Philanthropy Class (10/7/2004): John David Goldman
We spent the first part of the class talking about different philanthropic structures, and their commonalities and differences. Quick summary:
- Donor Advised Fund
- Typically within a Community Foundation, a Donor Advised Fund (DAF) allows the donor to take a tax deduction as soon as the donation is made, but still retain semi-control over how and when grants are made to non-profits. The donor can make suggestions, which the foundation typically honors, unless they're improper (not to a 501(c)3 for example). Donor has limited say in how endowment funds are invested (perhaps choose 1 of 4 available investment pools). Can be established with as little as $10,000.
- Supporting Organization
- Like a private foundation, but one within a Community Fund. Easier to set up than a private foundation, and lets you leverage the expertise of the Community Fund staff, but gives control not only how the funds are dispersed (as in a DAF), but also how the endowment is invested. Typically requires millions of dollars.
- Private Foundation
- A new organization, that needs to file its own tax returns (or PF 990). May have its own staff (though most foundations do not have staff). Control over how the money is dispersed and how the endowment is invested. Typically requires $10M+ in order to be worthwhile to pay the accounting, set up costs.
- Funding Intermediary
- An organization like the Global Fund for Women that aggregates donations from many people but pays out everything collected in the same year. Program officers evaluate organizations to select worthy ones, and the power of pooling enables the intermediary to make a sizable gift.
- Federated Giving
- An organization like United Way that collects donations from members of a community and re-distributes them to essentially all of the non-profits within that community. Donations are paid out in the same year, and the donors have no say in how the funds are allocated.
- Donor Directed Funds
- Similar to DAF, but typically set up at a financial institution (rather than a community foundation) as such, provides no expertise, but comparable tax benefits and control of grant requests.

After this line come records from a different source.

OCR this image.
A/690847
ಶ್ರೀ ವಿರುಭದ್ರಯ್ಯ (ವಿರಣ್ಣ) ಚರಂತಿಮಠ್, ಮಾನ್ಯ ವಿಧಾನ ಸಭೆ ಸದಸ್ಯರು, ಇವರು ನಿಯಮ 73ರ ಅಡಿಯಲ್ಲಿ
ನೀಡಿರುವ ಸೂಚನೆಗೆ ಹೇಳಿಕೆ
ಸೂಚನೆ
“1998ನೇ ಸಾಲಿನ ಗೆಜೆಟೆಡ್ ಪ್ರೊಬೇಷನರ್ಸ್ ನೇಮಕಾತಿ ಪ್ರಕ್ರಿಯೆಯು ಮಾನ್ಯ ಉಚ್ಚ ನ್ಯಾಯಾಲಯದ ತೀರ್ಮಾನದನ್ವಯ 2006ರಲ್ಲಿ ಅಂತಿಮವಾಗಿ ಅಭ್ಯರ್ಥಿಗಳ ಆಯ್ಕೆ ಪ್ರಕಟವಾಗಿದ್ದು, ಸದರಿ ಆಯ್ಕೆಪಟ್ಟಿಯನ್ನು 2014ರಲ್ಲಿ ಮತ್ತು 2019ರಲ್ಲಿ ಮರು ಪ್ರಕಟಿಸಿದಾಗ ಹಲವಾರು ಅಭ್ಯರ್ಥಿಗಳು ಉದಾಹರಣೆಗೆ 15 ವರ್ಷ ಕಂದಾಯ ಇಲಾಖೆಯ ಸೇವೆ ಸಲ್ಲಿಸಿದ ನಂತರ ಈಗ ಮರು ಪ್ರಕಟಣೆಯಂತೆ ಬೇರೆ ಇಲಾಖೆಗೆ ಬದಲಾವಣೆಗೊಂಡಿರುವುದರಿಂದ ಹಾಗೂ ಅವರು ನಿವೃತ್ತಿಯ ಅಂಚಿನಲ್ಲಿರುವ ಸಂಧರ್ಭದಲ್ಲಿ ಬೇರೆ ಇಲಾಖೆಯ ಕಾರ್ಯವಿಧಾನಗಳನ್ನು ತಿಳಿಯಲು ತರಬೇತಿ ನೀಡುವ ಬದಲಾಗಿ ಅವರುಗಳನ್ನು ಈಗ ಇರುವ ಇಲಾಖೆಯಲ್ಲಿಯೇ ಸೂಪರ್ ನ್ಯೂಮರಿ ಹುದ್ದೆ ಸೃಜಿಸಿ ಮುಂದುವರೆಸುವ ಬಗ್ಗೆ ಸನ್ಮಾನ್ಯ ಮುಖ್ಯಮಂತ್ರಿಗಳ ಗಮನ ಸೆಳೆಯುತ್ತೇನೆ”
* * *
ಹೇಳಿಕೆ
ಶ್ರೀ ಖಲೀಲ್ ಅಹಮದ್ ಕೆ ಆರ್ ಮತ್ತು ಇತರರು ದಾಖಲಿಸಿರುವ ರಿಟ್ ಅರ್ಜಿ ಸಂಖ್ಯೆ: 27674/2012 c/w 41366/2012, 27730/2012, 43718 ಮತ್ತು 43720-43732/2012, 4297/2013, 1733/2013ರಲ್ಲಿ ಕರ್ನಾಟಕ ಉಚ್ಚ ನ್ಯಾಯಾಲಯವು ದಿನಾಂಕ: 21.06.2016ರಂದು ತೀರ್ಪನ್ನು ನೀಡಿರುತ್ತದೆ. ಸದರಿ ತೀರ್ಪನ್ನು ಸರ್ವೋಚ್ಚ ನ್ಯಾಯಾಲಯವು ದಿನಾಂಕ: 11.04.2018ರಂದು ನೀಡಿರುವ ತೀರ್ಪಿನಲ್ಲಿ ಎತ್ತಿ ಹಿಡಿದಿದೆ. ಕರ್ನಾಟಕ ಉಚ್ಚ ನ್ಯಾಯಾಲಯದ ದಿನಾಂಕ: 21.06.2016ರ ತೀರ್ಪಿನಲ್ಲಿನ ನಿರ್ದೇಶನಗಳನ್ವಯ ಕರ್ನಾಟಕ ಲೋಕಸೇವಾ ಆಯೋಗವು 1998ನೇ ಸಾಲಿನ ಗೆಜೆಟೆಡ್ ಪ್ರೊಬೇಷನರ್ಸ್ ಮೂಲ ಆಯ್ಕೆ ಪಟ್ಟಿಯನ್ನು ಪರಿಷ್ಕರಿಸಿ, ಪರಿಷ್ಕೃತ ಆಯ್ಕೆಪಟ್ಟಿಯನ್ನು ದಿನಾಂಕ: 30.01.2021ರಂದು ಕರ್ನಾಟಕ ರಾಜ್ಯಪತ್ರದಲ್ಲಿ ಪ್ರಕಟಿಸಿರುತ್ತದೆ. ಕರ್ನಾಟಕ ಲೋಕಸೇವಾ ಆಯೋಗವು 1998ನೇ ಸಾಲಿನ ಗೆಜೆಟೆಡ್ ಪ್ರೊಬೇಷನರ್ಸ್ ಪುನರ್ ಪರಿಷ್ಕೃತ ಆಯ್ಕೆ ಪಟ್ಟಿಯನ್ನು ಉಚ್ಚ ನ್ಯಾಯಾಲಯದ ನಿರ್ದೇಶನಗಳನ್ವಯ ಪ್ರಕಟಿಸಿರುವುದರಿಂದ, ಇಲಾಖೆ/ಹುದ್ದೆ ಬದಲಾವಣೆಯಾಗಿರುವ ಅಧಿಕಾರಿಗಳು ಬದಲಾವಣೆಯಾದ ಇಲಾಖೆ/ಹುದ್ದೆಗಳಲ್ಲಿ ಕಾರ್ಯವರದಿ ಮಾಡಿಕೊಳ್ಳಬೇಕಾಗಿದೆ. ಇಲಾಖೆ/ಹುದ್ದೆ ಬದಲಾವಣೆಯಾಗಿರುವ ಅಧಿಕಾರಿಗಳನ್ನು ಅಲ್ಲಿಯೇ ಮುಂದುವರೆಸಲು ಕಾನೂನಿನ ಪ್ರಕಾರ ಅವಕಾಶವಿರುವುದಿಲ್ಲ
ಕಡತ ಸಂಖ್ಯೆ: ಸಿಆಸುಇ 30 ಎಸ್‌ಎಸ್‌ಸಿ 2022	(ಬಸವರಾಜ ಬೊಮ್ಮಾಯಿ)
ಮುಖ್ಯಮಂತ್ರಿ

During the second half of the class, John Goldman spoke, describing his views on which structures worked best for what types of grants (smaller, recurring grants out of a DAF, larger, more strategic grants out of a private foundation or supportign organization.) He also gave some background on the Jewish Community Federation (making $23M grants annually) and its Endowment fund (paying out $80M per year, with a $750M endowment). He answered questions about the grant selection strategy (moving more toward a program of objectives and assessments in the style of venture philanthropy), as well as thoughts about payout rates (feels that at least 5% should go to grants, not counting overhead, and has pledged 10% of his own). He stuck around after class to field additional questions, a bit more personal, describing his motivations, transition from the corporate world, and inclusion of his (young) adult children in the philanthropic process.